Al principio, Morrigan se había sentido aliviada porque Birkita hubiera continuado con el ritual, pero a medida que la escuchaba, la invadieron otros sentimientos. Birkita sabía que Rhiannon era la madre de Morrigan, y no de Myrna; sabía que lady Rhea era en realidad Shannon, el reflejo de Rhiannon ¡y sin embargo la había nombrado específicamente junto al título! ¿No podía haberla dicho sólo «Elegida de Epona»? ¿Por qué tenía que recordarle a todo el mundo que era «la Amada de la Diosa»? Su madre, la verdadera Rhiannon MacCallan, había desempeñado ese papel durante buena parte de su vida. El abuelo le había dicho que Epona la había perdonado por los errores cometidos antes de que muriera. Birkita debería mostrarle más respeto a Rhiannon. Antes de que la antigua Suma Sacerdotisa pudiera continuar, Morrigan habló, y lo hizo con la ira ardiendo en su interior.
«Sí… tu ira es justa… buena…», susurró una voz en su cabeza.

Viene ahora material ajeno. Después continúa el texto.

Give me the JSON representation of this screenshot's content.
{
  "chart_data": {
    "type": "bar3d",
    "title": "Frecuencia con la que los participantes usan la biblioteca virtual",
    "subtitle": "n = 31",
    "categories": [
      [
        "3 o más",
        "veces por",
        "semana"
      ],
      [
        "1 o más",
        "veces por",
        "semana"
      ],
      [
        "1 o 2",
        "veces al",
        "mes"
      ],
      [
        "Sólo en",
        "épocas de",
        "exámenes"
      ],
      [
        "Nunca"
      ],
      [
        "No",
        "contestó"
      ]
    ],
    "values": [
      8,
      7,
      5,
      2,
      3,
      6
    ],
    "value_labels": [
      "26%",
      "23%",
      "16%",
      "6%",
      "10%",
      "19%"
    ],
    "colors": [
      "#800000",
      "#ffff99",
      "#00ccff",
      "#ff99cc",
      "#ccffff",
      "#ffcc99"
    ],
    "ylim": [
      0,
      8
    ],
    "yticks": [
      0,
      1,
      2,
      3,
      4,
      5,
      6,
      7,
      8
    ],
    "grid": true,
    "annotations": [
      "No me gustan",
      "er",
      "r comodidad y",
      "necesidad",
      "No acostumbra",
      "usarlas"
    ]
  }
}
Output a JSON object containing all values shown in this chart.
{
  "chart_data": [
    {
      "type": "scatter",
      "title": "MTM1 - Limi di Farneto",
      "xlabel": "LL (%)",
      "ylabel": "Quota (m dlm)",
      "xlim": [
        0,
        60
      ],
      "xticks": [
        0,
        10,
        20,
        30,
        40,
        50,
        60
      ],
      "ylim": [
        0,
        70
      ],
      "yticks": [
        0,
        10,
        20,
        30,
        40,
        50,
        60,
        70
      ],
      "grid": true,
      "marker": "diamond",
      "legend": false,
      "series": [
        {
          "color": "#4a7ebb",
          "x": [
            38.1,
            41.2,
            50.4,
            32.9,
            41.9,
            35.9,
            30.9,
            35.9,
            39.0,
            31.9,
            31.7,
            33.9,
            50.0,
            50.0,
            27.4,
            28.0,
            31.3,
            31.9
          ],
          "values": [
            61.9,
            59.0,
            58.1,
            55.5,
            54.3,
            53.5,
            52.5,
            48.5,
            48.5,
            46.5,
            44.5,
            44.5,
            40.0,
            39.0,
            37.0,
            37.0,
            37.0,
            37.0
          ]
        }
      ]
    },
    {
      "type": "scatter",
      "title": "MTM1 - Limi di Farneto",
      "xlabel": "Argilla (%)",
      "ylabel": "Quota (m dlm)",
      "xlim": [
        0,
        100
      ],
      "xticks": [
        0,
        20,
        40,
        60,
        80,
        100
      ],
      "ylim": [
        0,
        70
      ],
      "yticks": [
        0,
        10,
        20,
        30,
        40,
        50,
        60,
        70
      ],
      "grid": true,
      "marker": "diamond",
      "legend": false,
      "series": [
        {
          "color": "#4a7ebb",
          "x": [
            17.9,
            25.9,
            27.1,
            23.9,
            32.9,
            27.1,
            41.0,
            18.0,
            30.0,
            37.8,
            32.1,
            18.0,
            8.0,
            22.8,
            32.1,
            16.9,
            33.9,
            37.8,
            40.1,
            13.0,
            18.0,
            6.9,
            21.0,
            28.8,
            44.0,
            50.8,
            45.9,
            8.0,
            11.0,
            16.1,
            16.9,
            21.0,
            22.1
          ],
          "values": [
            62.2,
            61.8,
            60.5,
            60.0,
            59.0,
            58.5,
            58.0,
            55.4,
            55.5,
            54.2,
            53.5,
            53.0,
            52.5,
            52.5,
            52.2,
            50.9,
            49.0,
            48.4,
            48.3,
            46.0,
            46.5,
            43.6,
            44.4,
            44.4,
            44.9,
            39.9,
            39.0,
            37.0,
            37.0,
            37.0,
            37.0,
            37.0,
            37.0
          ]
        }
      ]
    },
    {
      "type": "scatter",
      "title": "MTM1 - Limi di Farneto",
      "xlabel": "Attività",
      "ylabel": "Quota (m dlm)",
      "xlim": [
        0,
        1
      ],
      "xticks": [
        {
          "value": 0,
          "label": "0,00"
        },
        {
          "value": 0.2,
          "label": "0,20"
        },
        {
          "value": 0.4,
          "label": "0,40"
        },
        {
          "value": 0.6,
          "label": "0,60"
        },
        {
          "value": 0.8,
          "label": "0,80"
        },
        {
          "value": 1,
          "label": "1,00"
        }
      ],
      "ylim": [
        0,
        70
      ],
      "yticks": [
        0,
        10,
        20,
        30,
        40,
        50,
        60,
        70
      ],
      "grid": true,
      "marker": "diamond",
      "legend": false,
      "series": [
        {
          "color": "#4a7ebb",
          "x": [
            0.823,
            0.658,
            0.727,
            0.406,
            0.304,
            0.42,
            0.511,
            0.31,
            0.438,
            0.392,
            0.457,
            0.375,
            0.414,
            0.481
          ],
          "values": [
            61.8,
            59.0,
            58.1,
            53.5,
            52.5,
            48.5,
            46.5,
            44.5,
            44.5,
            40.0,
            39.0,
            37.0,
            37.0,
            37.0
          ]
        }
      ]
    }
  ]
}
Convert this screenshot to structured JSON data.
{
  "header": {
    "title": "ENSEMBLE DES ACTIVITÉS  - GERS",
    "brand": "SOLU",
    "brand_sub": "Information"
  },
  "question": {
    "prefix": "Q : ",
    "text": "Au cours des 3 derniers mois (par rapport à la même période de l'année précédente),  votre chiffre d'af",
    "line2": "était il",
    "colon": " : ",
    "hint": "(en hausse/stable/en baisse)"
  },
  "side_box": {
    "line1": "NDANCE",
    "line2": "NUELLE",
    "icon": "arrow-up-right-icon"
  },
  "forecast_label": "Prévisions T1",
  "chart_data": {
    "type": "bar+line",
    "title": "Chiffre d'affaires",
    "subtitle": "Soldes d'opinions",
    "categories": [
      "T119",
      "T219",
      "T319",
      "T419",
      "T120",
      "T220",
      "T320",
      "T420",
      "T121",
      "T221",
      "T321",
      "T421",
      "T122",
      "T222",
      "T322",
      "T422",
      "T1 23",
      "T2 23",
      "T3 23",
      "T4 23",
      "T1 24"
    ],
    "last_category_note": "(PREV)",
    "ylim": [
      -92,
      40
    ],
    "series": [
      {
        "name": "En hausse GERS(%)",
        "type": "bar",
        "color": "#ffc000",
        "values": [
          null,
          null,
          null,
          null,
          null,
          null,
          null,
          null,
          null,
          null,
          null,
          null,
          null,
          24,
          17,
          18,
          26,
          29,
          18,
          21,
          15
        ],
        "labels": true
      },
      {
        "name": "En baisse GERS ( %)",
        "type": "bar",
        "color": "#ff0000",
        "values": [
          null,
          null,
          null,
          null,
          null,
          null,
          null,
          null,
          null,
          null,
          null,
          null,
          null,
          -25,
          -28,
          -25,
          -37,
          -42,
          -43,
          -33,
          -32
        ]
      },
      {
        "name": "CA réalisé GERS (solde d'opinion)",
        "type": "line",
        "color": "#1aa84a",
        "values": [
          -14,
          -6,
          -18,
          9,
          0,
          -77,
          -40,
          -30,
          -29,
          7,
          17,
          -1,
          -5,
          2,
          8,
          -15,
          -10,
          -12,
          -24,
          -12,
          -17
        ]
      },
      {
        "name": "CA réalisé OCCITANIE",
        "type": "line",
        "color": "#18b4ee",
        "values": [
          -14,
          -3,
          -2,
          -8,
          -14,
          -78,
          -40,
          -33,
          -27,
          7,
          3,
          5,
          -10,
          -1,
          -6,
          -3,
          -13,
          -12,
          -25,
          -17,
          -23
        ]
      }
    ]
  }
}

– Hoy no sólo rezo por Myrna, o por su madre. Rezo por todos aquéllos que han sufrido por su muerte. Todos los que se han entristecido por la injusticia de la situación -dijo Morrigan, hablando apasionadamente. Para ella, las palabras tenían más que un doble sentido. Tenían profundidad y diferentes significados, diferentes niveles de tristeza, dolor y pérdida-. Ayúdanos a encontrar la felicidad en la pena, significado en lo injusto, luz en la oscuridad. Y tal vez podamos ser parte de esa luz en la oscuridad.
La ira que había estado dentro de ella durante tantos años siguió ardiendo. Morrigan abrió los ojos y movió las manos ante sí como si estuviera arrojando todas aquellas emociones al Cristal Sagrado.
– ¡Escuchadme, espíritus de los cristales! ¡Que se haga la luz!
Y no sólo obtuvo la respuesta del cristal de selenita. Todo Usgaran resplandeció con una luz gloriosa.
Morrigan alzó los brazos, deleitándose con la pasión y el poder que vibraban dentro y fuera de ella.
«¡Eso es! ¡Reclama tu poder! ¡Reclama tu destino!».
– Reclamo lo que es mío. Soy la Suma Sacerdotisa y es mi luz la que brilla para todos los que han sido heridos o tratados con injusticia.
«Ya no soy una intrusa, ni una huérfana», añadió silenciosamente para responder a la voz de su mente.
En cuanto lady Morrigan entró a Usgaran, Kegan sintió el repiqueteo de impaciencia de los cristales. La vio aproximarse al Cristal Sagrado y se quedó sorprendido, y también inquieto, por el modo en que ella lo había escrutado. Cuando finalmente, comenzó el ritual, la voz de lady Morrigan era muy apasionada, como si estuviera devastada por la muerte de lady Myrna. Se había emocionado tanto que, durante un momento, no había podido continuar, y había parecido que Birkita había tenido que sustituirla y completar las plegarias por ella.
Entonces, lady Morrigan había empezado a hablar de nuevo, pero con un tono completamente distinto. Su voz estaba llena de ira y tenía una intensidad que estaba más relacionada con una batalla que con un funeral, y cuando abrió los ojos y les ordenó a los cristales que se encendieran, lo hizo con una fiereza que encendía la pasión, la ira y la necesidad, no el lamento y la pérdida.